Vooropgesteld zij dat de onvermijdelijke teloorgang van de ‘deftigheid’(Schoo, 2001) in het justitieel bedrijf niet meer dan een normale ontwikkeling is in een democratische samenleving van

geëmancipeerde burgers, die van de overheid verlangen dat zij transparant is en verantwoording aflegt over haar handelen. Een ontwikkeling die mede aan de (kritische) rol van de media te danken is. Dat neemt niet weg dat er bij de huidige stand van zaken kanttekeningen kunnen worden geplaatst bij de verslaglegging van de media op het terrein van criminaliteit en strafrechtpleging.

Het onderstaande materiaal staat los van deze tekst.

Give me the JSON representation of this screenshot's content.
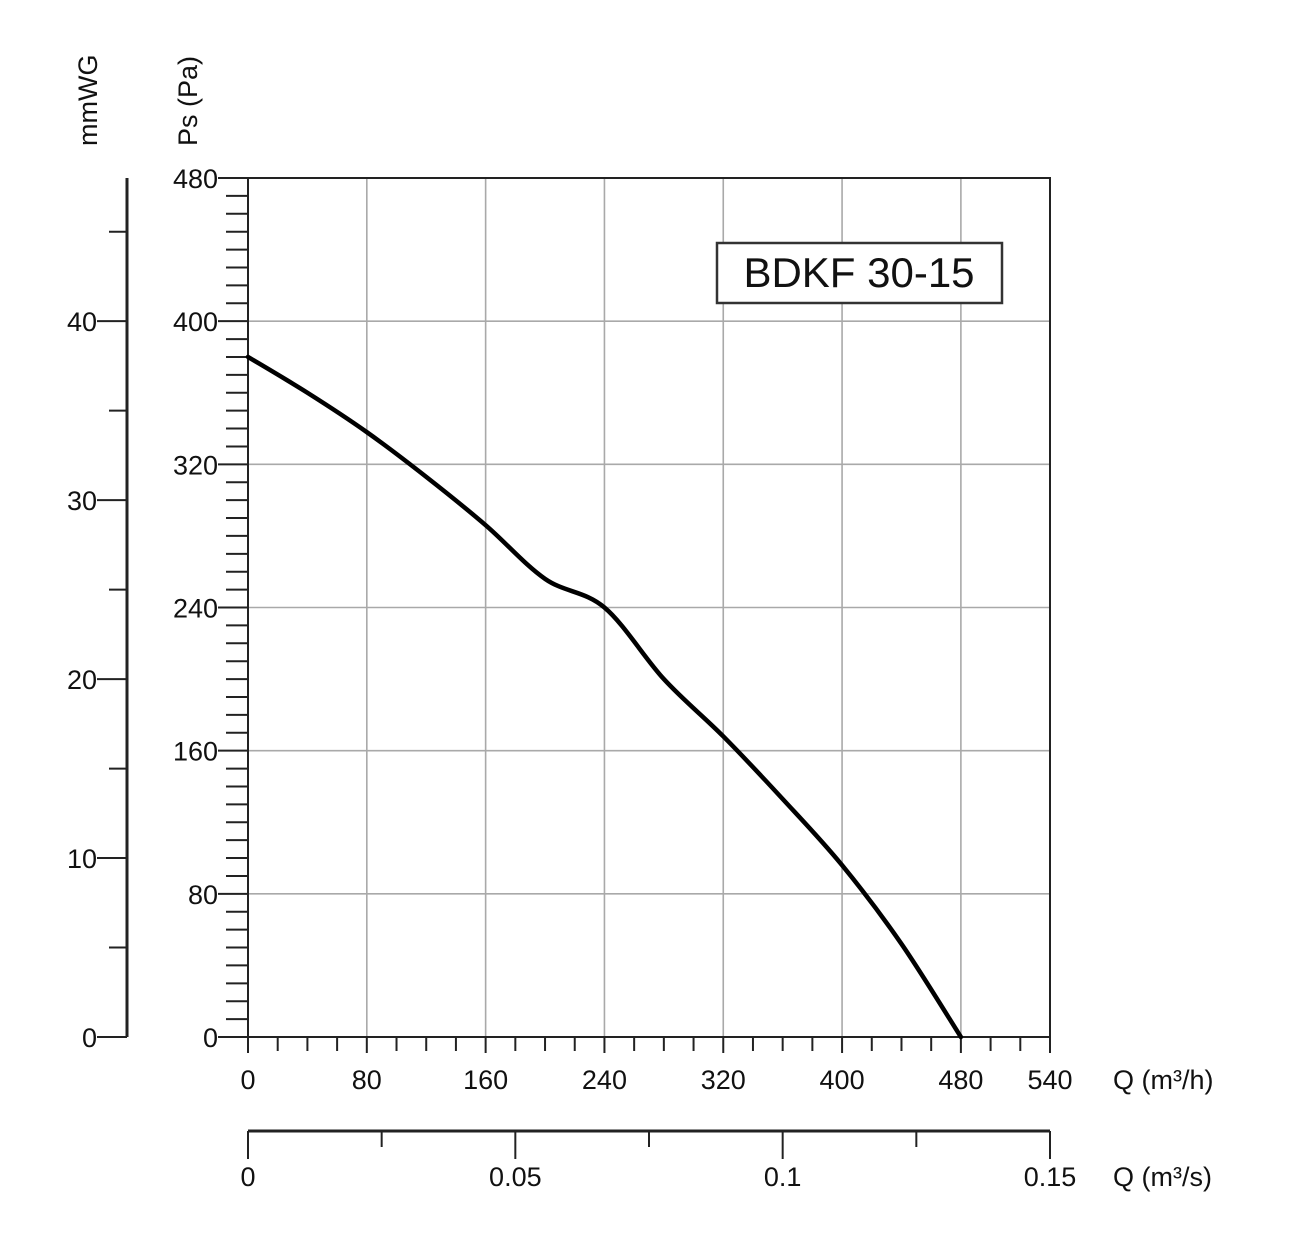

Media-onderzoekers wijzen bijvoorbeeld op de dramatisering van berichtgeving. Incidenten worden opgeklopt en tot entertainment gemaakt (‘het monster van Assen’) en er is onevenredig veel aandacht voor ‘zinloos’ willekeurig geweld. Een ander aspect heeft te maken met de soms merkwaardige kongsi’s die ontstaan tussen journalisten en politici. Journalisten melden een misstand, politici willen zich graag profileren en reageren daarop, de media berichten daar weer over en een ‘kwestie’ is geboren. Van beleidsmakers wordt vervolgens een antwoord, een oplossing gevraagd. Dit hijgerige spel leidt tot oppervlakkigheid en incidentalisme, waarbij korte-termijnbelangen overheersen. Daarbij komt dat zeker niet elke journalist als een onbevangen onderzoeker van de waarheid kan worden gezien, nu veel media onder invloed staan van grote commerciële belangen. Een specifieke complicatie in deze is bovendien dat de door de media gevraagde en soms afgedwongen openheid van de zijde van justitie zich niet altijd verdraagt met bijvoorbeeld het opsporingsbelang of de bescherming van de privacy van verdachten en andere betrokkenen.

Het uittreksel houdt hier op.